Extraktion und Stärke von Kaffee

Extraktion und Stärke von Kaffee

Was wir von Kaffee extrahieren können, was wir extrahieren sollten und wie das die Stärke des Kaffeegetränkes beeinflusst.

„Etwas überextrahiert und bitter“ raunt der Barista und stellt die Espressomühle nach. Augenblicke später und wenige Mahlgrade gröber läuft der Kaffee rund und die Extraktion passt genau. Das Ergebnis ist eine perfekte Tasse die alles mitbringt was in der Kaffeebohne an geschmacklichem Potential schlummert. Ein Potential, das von Kaffeeproduzenten im Anbauland sowie verarbeitenden Röstern angelegt wird.
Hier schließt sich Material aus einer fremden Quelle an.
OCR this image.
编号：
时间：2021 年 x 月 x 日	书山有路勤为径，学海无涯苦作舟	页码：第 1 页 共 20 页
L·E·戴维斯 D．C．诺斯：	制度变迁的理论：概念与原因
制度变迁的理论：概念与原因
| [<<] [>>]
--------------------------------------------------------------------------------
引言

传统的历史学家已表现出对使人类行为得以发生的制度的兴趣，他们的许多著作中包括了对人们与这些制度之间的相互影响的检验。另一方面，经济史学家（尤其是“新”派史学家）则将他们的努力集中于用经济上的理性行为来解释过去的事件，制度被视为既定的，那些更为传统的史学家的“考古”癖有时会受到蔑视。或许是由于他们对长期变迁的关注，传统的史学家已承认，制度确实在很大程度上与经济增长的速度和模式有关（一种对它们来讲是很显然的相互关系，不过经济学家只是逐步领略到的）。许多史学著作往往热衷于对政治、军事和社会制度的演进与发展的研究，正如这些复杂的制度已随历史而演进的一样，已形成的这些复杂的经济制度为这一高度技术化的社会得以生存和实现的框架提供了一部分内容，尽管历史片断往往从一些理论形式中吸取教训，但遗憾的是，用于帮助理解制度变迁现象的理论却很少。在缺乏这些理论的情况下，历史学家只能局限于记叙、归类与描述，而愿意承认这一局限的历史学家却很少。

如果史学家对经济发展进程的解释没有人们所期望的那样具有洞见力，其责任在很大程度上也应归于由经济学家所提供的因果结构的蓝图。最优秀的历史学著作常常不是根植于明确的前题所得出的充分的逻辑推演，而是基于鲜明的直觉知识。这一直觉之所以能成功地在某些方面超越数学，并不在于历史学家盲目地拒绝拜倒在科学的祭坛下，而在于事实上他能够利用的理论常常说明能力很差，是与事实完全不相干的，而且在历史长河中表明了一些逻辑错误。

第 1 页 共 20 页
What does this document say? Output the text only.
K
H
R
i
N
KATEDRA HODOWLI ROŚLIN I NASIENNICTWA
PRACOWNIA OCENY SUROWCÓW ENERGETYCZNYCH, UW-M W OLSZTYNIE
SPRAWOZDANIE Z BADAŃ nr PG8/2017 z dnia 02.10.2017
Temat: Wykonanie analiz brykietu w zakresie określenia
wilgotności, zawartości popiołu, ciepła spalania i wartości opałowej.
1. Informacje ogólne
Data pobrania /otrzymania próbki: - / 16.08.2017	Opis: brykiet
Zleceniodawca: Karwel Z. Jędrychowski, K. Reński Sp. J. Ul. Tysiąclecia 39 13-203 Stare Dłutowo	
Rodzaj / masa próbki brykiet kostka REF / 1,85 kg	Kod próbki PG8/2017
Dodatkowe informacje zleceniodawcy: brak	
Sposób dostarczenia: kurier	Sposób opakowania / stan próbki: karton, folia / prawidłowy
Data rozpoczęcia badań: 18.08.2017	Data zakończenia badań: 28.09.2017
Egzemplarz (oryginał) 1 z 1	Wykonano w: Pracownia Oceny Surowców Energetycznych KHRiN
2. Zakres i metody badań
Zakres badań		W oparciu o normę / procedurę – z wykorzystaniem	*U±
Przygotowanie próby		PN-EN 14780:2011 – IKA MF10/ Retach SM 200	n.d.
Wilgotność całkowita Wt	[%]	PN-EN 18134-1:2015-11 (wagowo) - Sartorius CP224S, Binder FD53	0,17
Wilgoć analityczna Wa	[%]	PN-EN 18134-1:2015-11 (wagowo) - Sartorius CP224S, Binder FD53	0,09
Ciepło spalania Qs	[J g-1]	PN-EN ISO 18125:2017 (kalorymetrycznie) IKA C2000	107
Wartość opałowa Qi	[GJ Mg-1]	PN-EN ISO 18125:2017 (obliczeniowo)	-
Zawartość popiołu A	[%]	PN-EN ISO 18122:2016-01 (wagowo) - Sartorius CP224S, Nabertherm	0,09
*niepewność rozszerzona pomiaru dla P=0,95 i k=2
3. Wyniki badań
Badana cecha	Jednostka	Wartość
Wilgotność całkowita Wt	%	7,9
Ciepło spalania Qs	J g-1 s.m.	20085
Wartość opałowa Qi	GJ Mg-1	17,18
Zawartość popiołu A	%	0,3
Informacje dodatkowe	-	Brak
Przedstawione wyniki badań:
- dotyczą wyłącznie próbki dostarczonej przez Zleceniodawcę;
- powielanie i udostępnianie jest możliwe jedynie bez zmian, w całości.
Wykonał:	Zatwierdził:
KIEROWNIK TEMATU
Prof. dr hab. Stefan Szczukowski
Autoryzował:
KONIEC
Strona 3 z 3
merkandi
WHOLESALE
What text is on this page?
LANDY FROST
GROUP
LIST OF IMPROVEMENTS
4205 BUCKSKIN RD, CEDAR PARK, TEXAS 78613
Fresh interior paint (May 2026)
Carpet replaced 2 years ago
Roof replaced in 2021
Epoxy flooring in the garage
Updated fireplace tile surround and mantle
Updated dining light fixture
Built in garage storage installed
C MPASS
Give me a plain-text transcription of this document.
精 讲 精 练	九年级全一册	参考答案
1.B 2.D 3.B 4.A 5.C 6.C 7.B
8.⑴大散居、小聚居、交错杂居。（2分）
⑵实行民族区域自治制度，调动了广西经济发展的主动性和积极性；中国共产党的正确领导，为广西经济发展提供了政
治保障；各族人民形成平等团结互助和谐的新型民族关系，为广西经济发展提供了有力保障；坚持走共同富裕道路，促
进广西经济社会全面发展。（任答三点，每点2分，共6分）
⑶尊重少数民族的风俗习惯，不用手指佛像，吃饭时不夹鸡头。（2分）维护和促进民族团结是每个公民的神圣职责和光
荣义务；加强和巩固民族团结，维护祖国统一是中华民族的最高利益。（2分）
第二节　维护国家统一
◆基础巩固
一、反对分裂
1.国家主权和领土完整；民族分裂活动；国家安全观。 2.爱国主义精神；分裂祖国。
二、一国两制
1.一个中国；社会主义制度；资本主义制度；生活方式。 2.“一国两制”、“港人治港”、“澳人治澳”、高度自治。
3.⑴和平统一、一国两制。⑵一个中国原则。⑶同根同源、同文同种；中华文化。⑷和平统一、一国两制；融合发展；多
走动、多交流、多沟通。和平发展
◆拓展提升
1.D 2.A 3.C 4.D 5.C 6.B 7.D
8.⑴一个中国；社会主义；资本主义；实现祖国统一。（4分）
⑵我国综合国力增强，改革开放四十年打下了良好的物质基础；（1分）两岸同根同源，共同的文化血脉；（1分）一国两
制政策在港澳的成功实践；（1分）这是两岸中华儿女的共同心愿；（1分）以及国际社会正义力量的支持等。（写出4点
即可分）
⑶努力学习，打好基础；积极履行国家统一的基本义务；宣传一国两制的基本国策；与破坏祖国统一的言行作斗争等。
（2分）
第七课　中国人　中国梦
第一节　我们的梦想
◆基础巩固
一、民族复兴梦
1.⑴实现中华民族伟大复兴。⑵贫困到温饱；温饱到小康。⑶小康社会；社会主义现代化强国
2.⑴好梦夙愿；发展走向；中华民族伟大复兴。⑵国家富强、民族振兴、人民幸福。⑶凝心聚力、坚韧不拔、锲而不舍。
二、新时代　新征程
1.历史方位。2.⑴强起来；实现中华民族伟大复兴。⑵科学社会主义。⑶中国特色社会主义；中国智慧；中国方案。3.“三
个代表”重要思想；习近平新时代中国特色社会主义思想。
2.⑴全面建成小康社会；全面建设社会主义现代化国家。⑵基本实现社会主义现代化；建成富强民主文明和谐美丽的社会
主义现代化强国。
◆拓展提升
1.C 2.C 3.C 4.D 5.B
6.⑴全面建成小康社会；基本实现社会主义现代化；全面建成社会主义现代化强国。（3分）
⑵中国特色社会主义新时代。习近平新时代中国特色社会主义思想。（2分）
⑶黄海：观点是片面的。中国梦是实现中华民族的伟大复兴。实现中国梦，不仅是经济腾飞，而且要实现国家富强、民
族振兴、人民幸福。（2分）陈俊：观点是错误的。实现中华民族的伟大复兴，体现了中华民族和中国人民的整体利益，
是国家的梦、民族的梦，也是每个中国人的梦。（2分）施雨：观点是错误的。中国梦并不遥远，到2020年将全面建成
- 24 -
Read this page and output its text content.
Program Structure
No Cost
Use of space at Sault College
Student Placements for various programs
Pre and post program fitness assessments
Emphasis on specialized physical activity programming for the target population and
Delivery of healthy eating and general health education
Kaffee brühen ist nichts anderes als dieses Potential abzurufen bzw. löslich zu machen. „Löslich“ machen ist das entscheidende Stichwort. Durch das Mahlen wird die Zellstruktur der Kaffeebohnen gebrochen, die Oberfläche des Kaffees vergrössert und so für Wasser zugänglich. Die Feststoffe werden gasförmig und flüssig und bilden als Geschmackskomponenten das was wir im Kaffeegetränk sensorisch wahrnehmen: Geschmack, Aroma, Körper und braun-roten Farbton. Was wir schmecken sind chemische Verbindungen deren Löslichkeit sich unterscheidet und die je nach Extraktion und Intensität zu ganz unterschiedlichen Ergebnissen in der Tasse führen.

Zwei Blickwinkel vereinfachen das Verständnis des Brühprozesses. Was wir aus der Kaffeebohne lösen nennen wir „Extraktion“. Als gelöste Teilchen in der Tasse nennen wir das die „Stärke“ unseres Getränkes und meinen damit die Konzentration des gelösten Kaffees.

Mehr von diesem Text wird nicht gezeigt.